Aparece Mount Shasta en el horizonte y se diluye esa atmósfera de infortunio que nos rodeaba. Han sido varias horas de conducción por la interestatal. Aprendiendo a moverse por un nuevo terreno. Las gasolineras. Los restaurantes de carretera. Los límites de velocidad.
Mount Shasta es un volcán de 4.300 metros. Al lado tiene al Shastina, con un cráter menos conspicuo, asentado sobre una plataforma, lo que sugiere una explosión en el pasado que se llevó por delante al edificio original.
Mount Shasta es también el nombre del pueblecito situado al pie del volcán. Nos perdemos unas cuantas veces y por fin damos con una caseta de información. Encontramos un camping junto al lago Siskiyou. Recorremos carreteras secundarias. Vamos despacio, dudando en cada cruce, censando los comercios y servicios que hay. Pasar de ese estado acomplejado, en el que todo impone, a saludar a la gente con cierta familiaridad y saber dónde están las cosas es muy gratificante. El proceso nos lleva menos de una semana.
La parcela que nos asignan en el camping es brutal. Caben cinco o seis tiendas como la nuestra y aún sobraría sitio. Visto el medio de transporte elegido por el norteamericano medio no es de extrañar. Algunos van en autobuses perfectamente equipados para sobrevivir a un cataclismo nuclear. Otros llevan en un remolque, enganchado a una supercaravana, el ‘utilitario’ con el que se van a mover por los alrededores, un todoterreno tres veces más grande que nuestro coche, que ya nos parece enorme.

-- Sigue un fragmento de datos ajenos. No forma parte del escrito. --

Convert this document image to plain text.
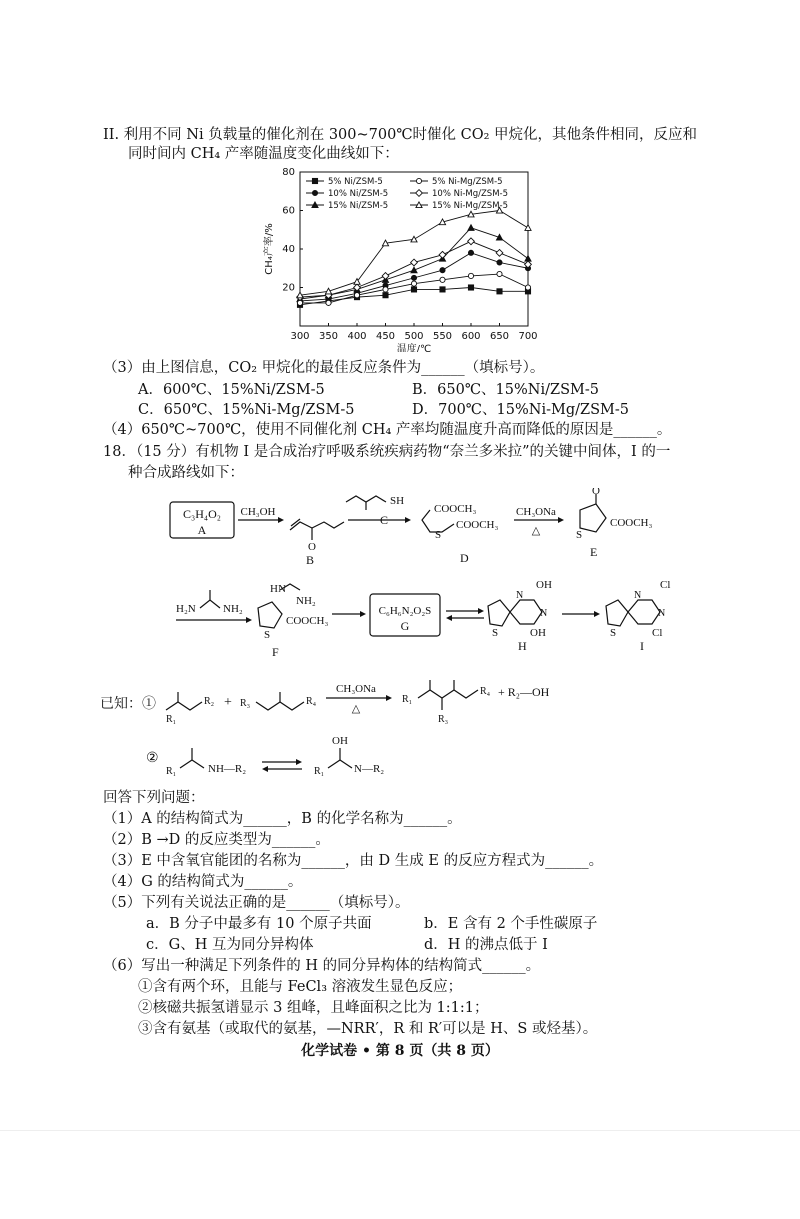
II. 利用不同 Ni 负载量的催化剂在 300~700℃时催化 CO₂ 甲烷化，其他条件相同，反应和
同时间内 CH₄ 产率随温度变化曲线如下：
300 350 400 450 500 550 600 650 700
20
40
60
80
温度/℃
CH₄产率/%
5% Ni/ZSM-5
10% Ni/ZSM-5
15% Ni/ZSM-5
5% Ni-Mg/ZSM-5
10% Ni-Mg/ZSM-5
15% Ni-Mg/ZSM-5
（3）由上图信息，CO₂ 甲烷化的最佳反应条件为______（填标号）。
A．600℃、15%Ni/ZSM-5	B．650℃、15%Ni/ZSM-5
C．650℃、15%Ni-Mg/ZSM-5	D．700℃、15%Ni-Mg/ZSM-5
（4）650℃~700℃，使用不同催化剂 CH₄ 产率均随温度升高而降低的原因是______。
18．（15 分）有机物 I 是合成治疗呼吸系统疾病药物“奈兰多米拉”的关键中间体，I 的一
种合成路线如下：
C₃H₄O₂
A
CH₃OH
O
B
SH
C
S
COOCH₃
COOCH₃
D
CH₃ONa
△
O
S
COOCH₃
E
H₂N NH₂
S
HN
NH₂
COOCH₃
F
C₆H₆N₂O₂S
G	S
N
N
OH
OH
H
S
N
N
Cl
Cl
I
已知：①
R₁
R₂ + R₃	R₄
CH₃ONa
△
R₁
R₃
R₄ + R₂—OH
②
R₁	NH—R₂	R₁
OH
N—R₂
回答下列问题：
（1）A 的结构简式为______，B 的化学名称为______。
（2）B →D 的反应类型为______。
（3）E 中含氧官能团的名称为______，由 D 生成 E 的反应方程式为______。
（4）G 的结构简式为______。
（5）下列有关说法正确的是______（填标号）。
a．B 分子中最多有 10 个原子共面	b．E 含有 2 个手性碳原子
c．G、H 互为同分异构体	d．H 的沸点低于 I
（6）写出一种满足下列条件的 H 的同分异构体的结构简式______。
①含有两个环，且能与 FeCl₃ 溶液发生显色反应；
②核磁共振氢谱显示 3 组峰，且峰面积之比为 1:1:1；
③含有氨基（或取代的氨基，—NRR′，R 和 R′可以是 H、S 或烃基）。
化学试卷 • 第 8 页（共 8 页）
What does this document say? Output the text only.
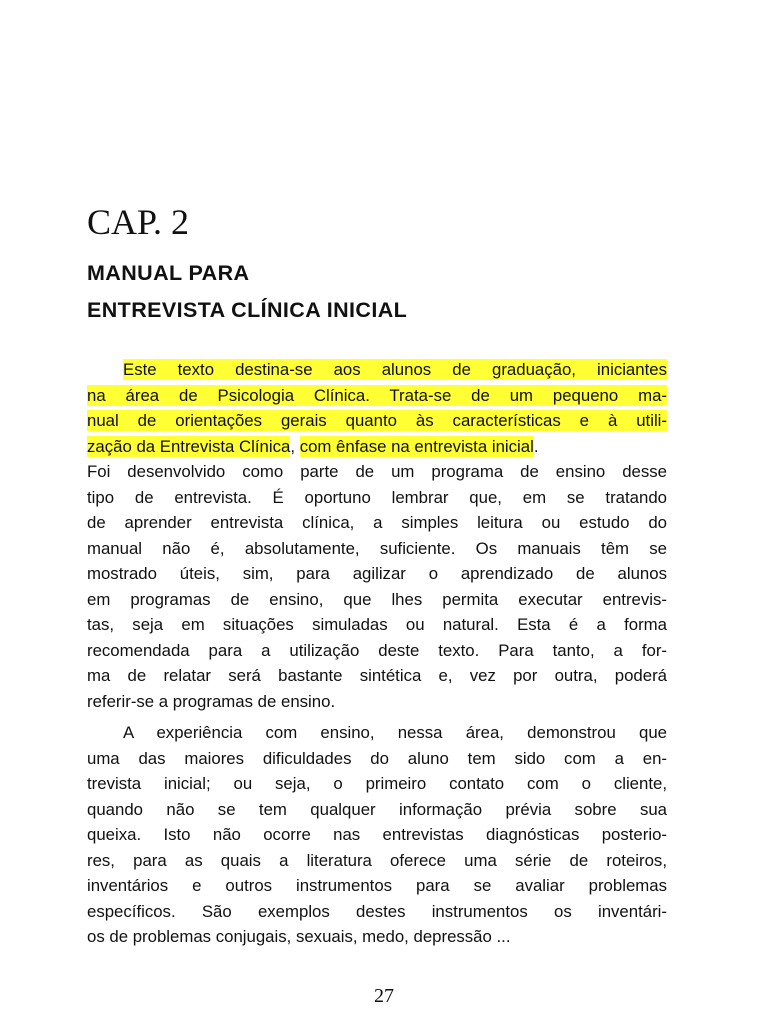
CAP. 2
MANUAL PARA
ENTREVISTA CLÍNICA INICIAL

Este texto destina-se aos alunos de graduação, iniciantes
na área de Psicologia Clínica. Trata-se de um pequeno ma-
nual de orientações gerais quanto às características e à utili-
zação da Entrevista Clínica, com ênfase na entrevista inicial.
Foi desenvolvido como parte de um programa de ensino desse
tipo de entrevista. É oportuno lembrar que, em se tratando
de aprender entrevista clínica, a simples leitura ou estudo do
manual não é, absolutamente, suficiente. Os manuais têm se
mostrado úteis, sim, para agilizar o aprendizado de alunos
em programas de ensino, que lhes permita executar entrevis-
tas, seja em situações simuladas ou natural. Esta é a forma
recomendada para a utilização deste texto. Para tanto, a for-
ma de relatar será bastante sintética e, vez por outra, poderá
referir-se a programas de ensino.

A experiência com ensino, nessa área, demonstrou que
uma das maiores dificuldades do aluno tem sido com a en-
trevista inicial; ou seja, o primeiro contato com o cliente,
quando não se tem qualquer informação prévia sobre sua
queixa. Isto não ocorre nas entrevistas diagnósticas posterio-
res, para as quais a literatura oferece uma série de roteiros,
inventários e outros instrumentos para se avaliar problemas
específicos. São exemplos destes instrumentos os inventári-
os de problemas conjugais, sexuais, medo, depressão ...

27
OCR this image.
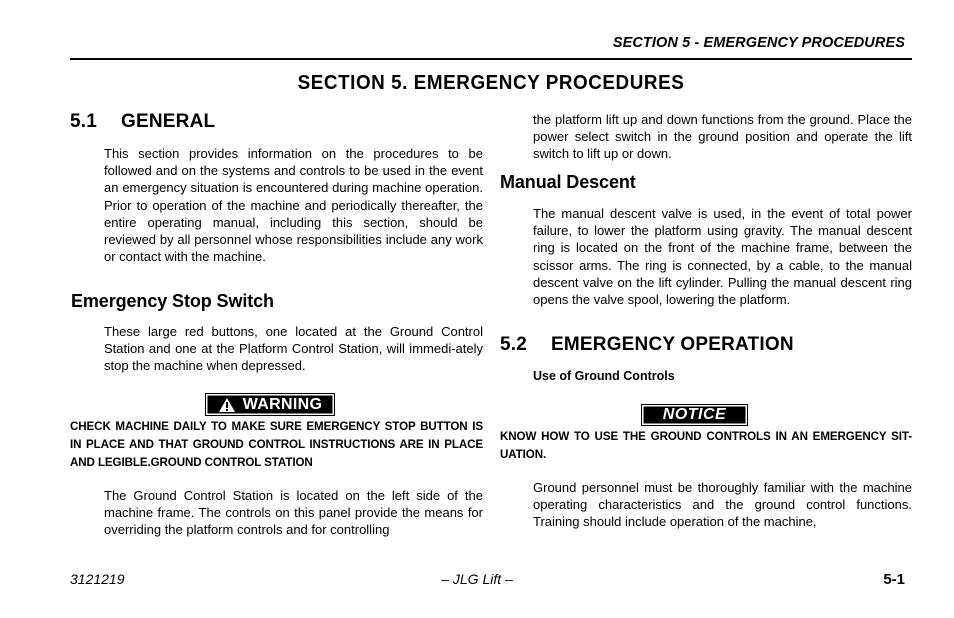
SECTION 5 - EMERGENCY PROCEDURES
SECTION 5. EMERGENCY PROCEDURES
5.1 GENERAL
This section provides information on the procedures to be followed and on the systems and controls to be used in the event an emergency situation is encountered during machine operation. Prior to operation of the machine and periodically thereafter, the entire operating manual, including this section, should be reviewed by all personnel whose responsibilities include any work or contact with the machine.
Emergency Stop Switch
These large red buttons, one located at the Ground Control Station and one at the Platform Control Station, will immedi-ately stop the machine when depressed.
WARNING
CHECK MACHINE DAILY TO MAKE SURE EMERGENCY STOP BUTTON IS IN PLACE AND THAT GROUND CONTROL INSTRUCTIONS ARE IN PLACE AND LEGIBLE.GROUND CONTROL STATION
The Ground Control Station is located on the left side of the machine frame. The controls on this panel provide the means for overriding the platform controls and for controlling
the platform lift up and down functions from the ground. Place the power select switch in the ground position and operate the lift switch to lift up or down.
Manual Descent
The manual descent valve is used, in the event of total power failure, to lower the platform using gravity. The manual descent ring is located on the front of the machine frame, between the scissor arms. The ring is connected, by a cable, to the manual descent valve on the lift cylinder. Pulling the manual descent ring opens the valve spool, lowering the platform.
5.2 EMERGENCY OPERATION
Use of Ground Controls
NOTICE
KNOW HOW TO USE THE GROUND CONTROLS IN AN EMERGENCY SIT-UATION.
Ground personnel must be thoroughly familiar with the machine operating characteristics and the ground control functions. Training should include operation of the machine,
3121219	– JLG Lift –	5-1
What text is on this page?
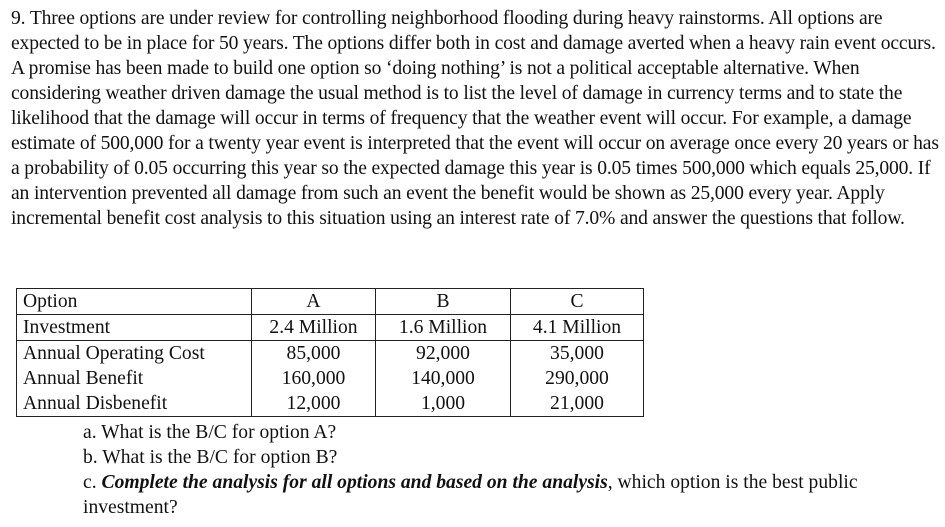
9. Three options are under review for controlling neighborhood flooding during heavy rainstorms. All options are expected to be in place for 50 years. The options differ both in cost and damage averted when a heavy rain event occurs. A promise has been made to build one option so ‘doing nothing’ is not a political acceptable alternative. When considering weather driven damage the usual method is to list the level of damage in currency terms and to state the likelihood that the damage will occur in terms of frequency that the weather event will occur. For example, a damage estimate of 500,000 for a twenty year event is interpreted that the event will occur on average once every 20 years or has a probability of 0.05 occurring this year so the expected damage this year is 0.05 times 500,000 which equals 25,000. If an intervention prevented all damage from such an event the benefit would be shown as 25,000 every year. Apply incremental benefit cost analysis to this situation using an interest rate of 7.0% and answer the questions that follow.

Option	A	B	C
Investment	2.4 Million	1.6 Million	4.1 Million
Annual Operating Cost	85,000	92,000	35,000
Annual Benefit	160,000	140,000	290,000
Annual Disbenefit	12,000	1,000	21,000
a. What is the B/C for option A?
b. What is the B/C for option B?
c. Complete the analysis for all options and based on the analysis, which option is the best public investment?
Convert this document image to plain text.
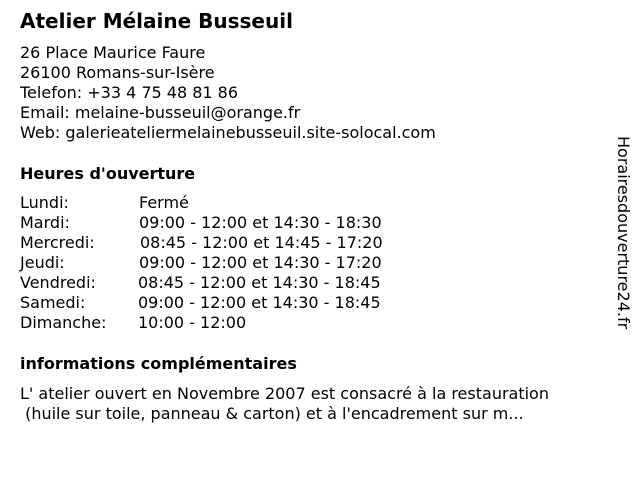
Atelier Mélaine Busseuil
26 Place Maurice Faure
26100 Romans-sur-Isère
Telefon: +33 4 75 48 81 86
Email: melaine-busseuil@orange.fr
Web: galerieateliermelainebusseuil.site-solocal.com
Heures d'ouverture
Lundi:	Fermé
Mardi:	09:00 - 12:00 et 14:30 - 18:30
Mercredi:	08:45 - 12:00 et 14:45 - 17:20
Jeudi:	09:00 - 12:00 et 14:30 - 17:20
Vendredi:	08:45 - 12:00 et 14:30 - 18:45
Samedi:	09:00 - 12:00 et 14:30 - 18:45
Dimanche: 10:00 - 12:00
informations complémentaires
L' atelier ouvert en Novembre 2007 est consacré à la restauration
(huile sur toile, panneau & carton) et à l'encadrement sur m...
Horairesdouverture24.fr
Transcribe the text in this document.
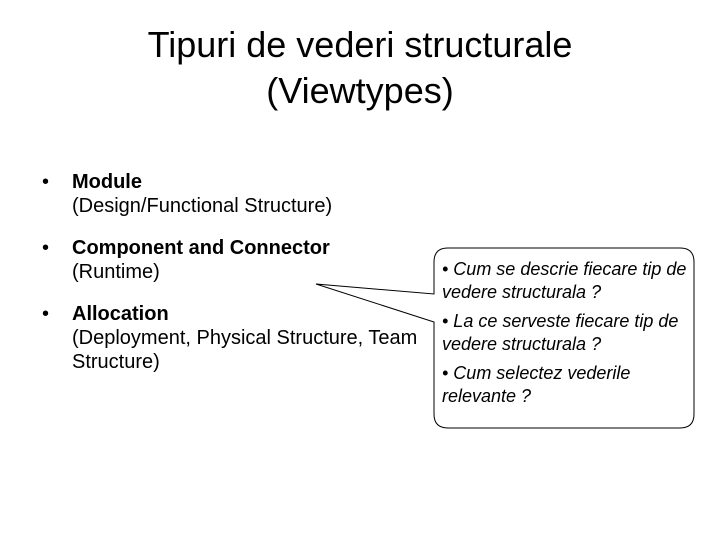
Tipuri de vederi structurale
(Viewtypes)
• Module
(Design/Functional Structure)
• Component and Connector
(Runtime)
• Allocation
(Deployment, Physical Structure, Team Structure)
• Cum se descrie fiecare tip de vedere structurala ?
• La ce serveste fiecare tip de vedere structurala ?
• Cum selectez vederile relevante ?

La idea original es recorrer los tres o cuatro sitios más emblemáticos que aparecen en las guías y después ir hacia la costa o más al norte. Pero cada día decidimos postergar nuestro viaje y renovamos la estancia en el camping. Nos miran raro, pero asumen que debe de ser una costumbre española esto de registrarse en el camping cada dos días. Mientras la tarjeta de crédito tenga fondos no importan las rarezas.
Los reclamos naturales se suceden y bien podíamos haber planificado todo un mes entorno a Mt. Shasta. El macizo del volcán ofrece múltiples variantes con lugares bastante salvajes en los que hay pumas y osos. Las coladas de lava hacen algunos rincones bastante sobrecogedores. Hay cascadas y lagos por todos lados. A algunos el acceso es muy fácil y basta con hacerse unos sandwiches para pasar un día muy agradable en unas mesas de madera. Por otro lado la Crest Trail Pacific ofrece largas travesías atravesando bosques y parajes naturales muy poco tocados por la mano del Hombre.
Los días de campo se mezclan con una dosis justa de urbanidad. Los días de lluvia buscamos refugio en un café con conexión a internet. Merodeamos entre los estantes de los supermercados, buscando productos inverosímiles y sorprendiéndonos ante el enorme surtido de pijadas que conforman el american way of life. Nos hacemos adictos a un restaurante tailandés en el que conocemos a una pareja muy afable. Tanto que nos invitan a cenar y a que conozcamos su casa. Esto se corresponde más con la hospitalidad de los habitantes de la zona y empieza a convertir en anécdota los sucesos de las primeras horas en América.
Hay imágenes que se quedarán para siempre en la retina. Algunas además son fotos que pueden verse una y otra vez. Una imagen vale más que mil palabras. Pero una idea, una sensación vale más que cualquier imagen, por muchos píxeles que tenga. El fragor de la cascada y la poderosa juventud. Los tipos que se tiran desde arriba. Ellas admiran sus piruetas pero con cierta displicencia. Nada es fácil.
El oso merodeando en las basuras del camping nos hizo permanecer fielmente junto al fuego. El ansiado fuego. Otro de los elementos que hemos perdido en la vida cotidiana. A medida que saboreamos estos elementos fundamentales –el agua de los ríos, la tierra, el fuego, el aire-nos vamos armonizando.
Una pipa. Un fuego. Un café caliente. Así es fácil escribir.